Mock GM: Jared Allen to Patriots, more deals that should happen before deadline
Chris Burke and Doug Farrar take on the roles of NFL general managers in Mock GM, as they work on speculative wheeling and dealing …
Trade 1: Fred Davis to the Chicago Bears for a conditional 2014 sixth-round pick.
Washington’s GM reacts (Chris Burke): Quite frankly, it was time for both sides to go their separate ways. Davis was a terrific player in Washington for a couple of seasons, but Jordan Reed’s emergence has really phased him out of the gameplan. Sitting him on the bench or scratching him from the active roster each week really does not do much for us — and it certainly does not help Davis get his career back on track.

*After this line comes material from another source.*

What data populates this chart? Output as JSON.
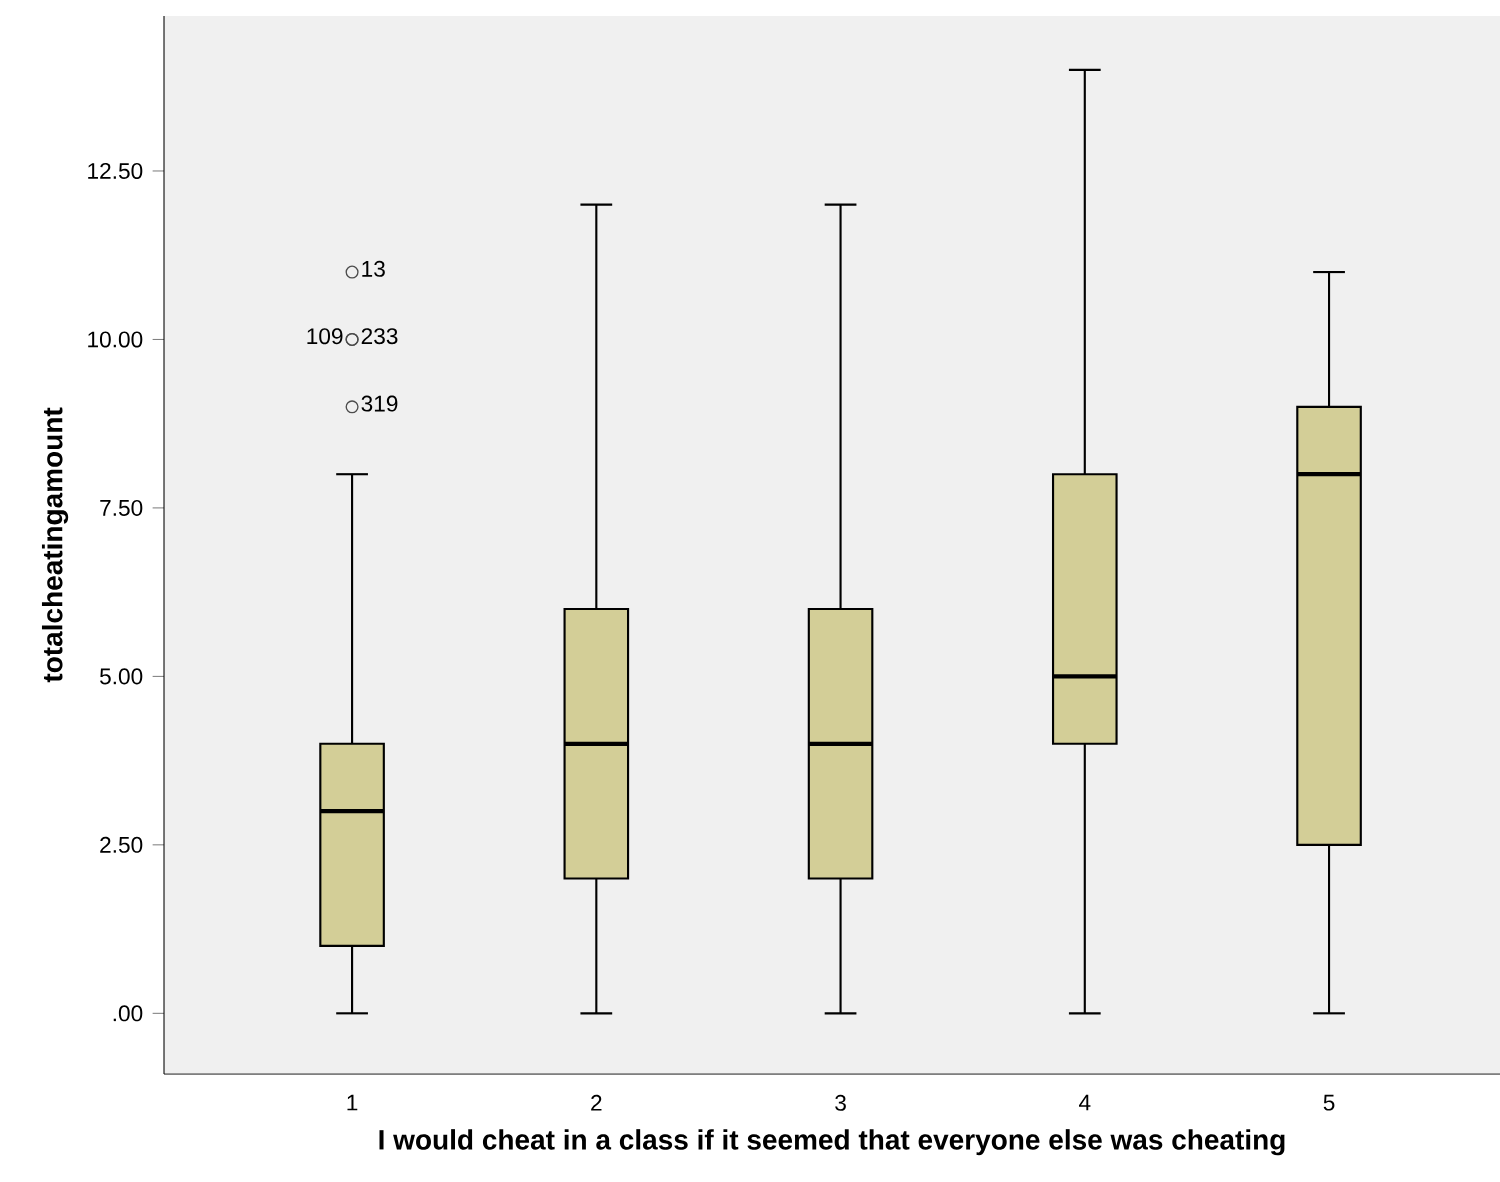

If Davis sees fairly regular playing time in Chicago for the rest of the season, we’ll happily take a sixth-rounder. If they cannot find use for him, either, we’ll settle for getting a seventh-rounder, as opposed to losing Davis this offseason.
Chicago’s GM reacts (Doug Farrar): We’re a bit balky about Davis’ injury history, though with Josh McCown at quarterback over at least the next four weeks, any short-target port in a storm will help. And if Davis gets hurt again, it’s not a costly gamble, as he’s got a $1 million base salary this year and will be a free agent in 2014. The conditional six-rounder makes this a deal.
Trade 2: Justin Blackmon to the Baltimore Ravens for a third-round pick
Jacksonville’s GM reacts (Farrar): This week, our team’s owner, Shad Khan, said that he wished he’d blown things up before he did to make the Jags a viable NFL team. To that end, we’re blowing it up now by offering up skill players who can have positive effects on other teams in exchange for the draft picks we’ll need to rebuild. Moving Justin to the Ravens for a third-round pick helps both teams. Justin is a high-volume receiver when he’s not dealing with injuries or suspensions, and the 3-4 Ravens need another weapon in their passing game. Torrey Smith currently ranks seventh in Football Outsiders’ efficiency metrics, and he’s a great speed receiver, but after that, it’s slim pickings. Marlon Brown is second on the team, ranking 47th in those same metrics.
The Ravens are spackling things together with Dallas Clark, Brandon Stokley and Tandon Doss. It’s clear that Baltimore wants the passing game to be the focus of its offense (judging from Ray Rice’s appearance on multiple milk cartons in recent weeks), and to do that, the Ravens must have a guy who can make the contested catch underneath and make things happen after the catch. For all his off-field issues, Blackmon is that type of receiver — and he could be the difference for a Ravens team that is now looking up at the 5-2 Cincinnati Bengals in the AFC North.
Baltimore’s GM reacts (Burke): We had to do something. That’s not to say that trading for Blackmon is a desperation move or one that we fired off without thinking, but without getting our offense going this season will be lost.
Hitting the gas there is not going to happen without the run game. Here’s the thing: We’ve really done all we can, personnel-wise, from that perspective: Ray Rice and Bernard Pierce have to pick up the pace, and our offensive line needs to find its footing. Where there was room to improve was at the receiver spot, and it’s somewhere we looked throughout the preseason and early portions of the regular season. Justin Blackmon is the type of player that you do not get the opportunity to add all that often.
We’re well aware of his off-field issues and that four-game suspension. We also know, as most of the rest of the NFL does after seeing him the past few weeks, what he is capable of on the field. Teams would have to choose between paying extra attention to him or Torrey Smith — the other one, we feel, could win one-on-one battles. This may not solve all the offensive issues around here, but it should help dramatically.
Trade 3: Jared Allen to the Patriots for a 2014 second-round pick and 2015 third-round pick.
Minnesota’s GM reacts (Burke): We committed more than $70 million to Allen on his last contract. Given that he looks more and more likely to test the free-agent market at the end of this season, getting out from even a little bit of that money is a benefit. Plus, in securing a pair of picks, we up anything that may have come back to us in compensatory choices.
Our fans will see this as waving the white flag on the 2013 season. While we would never do that, clearly this year has not started as we anticipated. It’s important to try to lay the groundwork for a recovery in 2014 and beyond — regardless of who comes and goes in the meantime. Shipping out Allen is a very difficult move for us, and for our fan base, but one that should help with that long-term process.
New England’s’ GM reacts (Farrar): With all due respect to Mr. Allen’s prolific pass pressure, he’s at the age where most speed rushers tend to plummet like dead parrots. And though he will be a free agent in 2014, giving up a second-round pick next year and a third-rounder the year after — not to mention taking on more than half of his $14.28 million salary in 2013 — is a bit rich for a team in obvious need of draft collateral to fill other positions in the near future. Now, if you wanted to offer Allen for a third-rounder in 2014 and a fifth-rounder in 2015, we can talk turkey.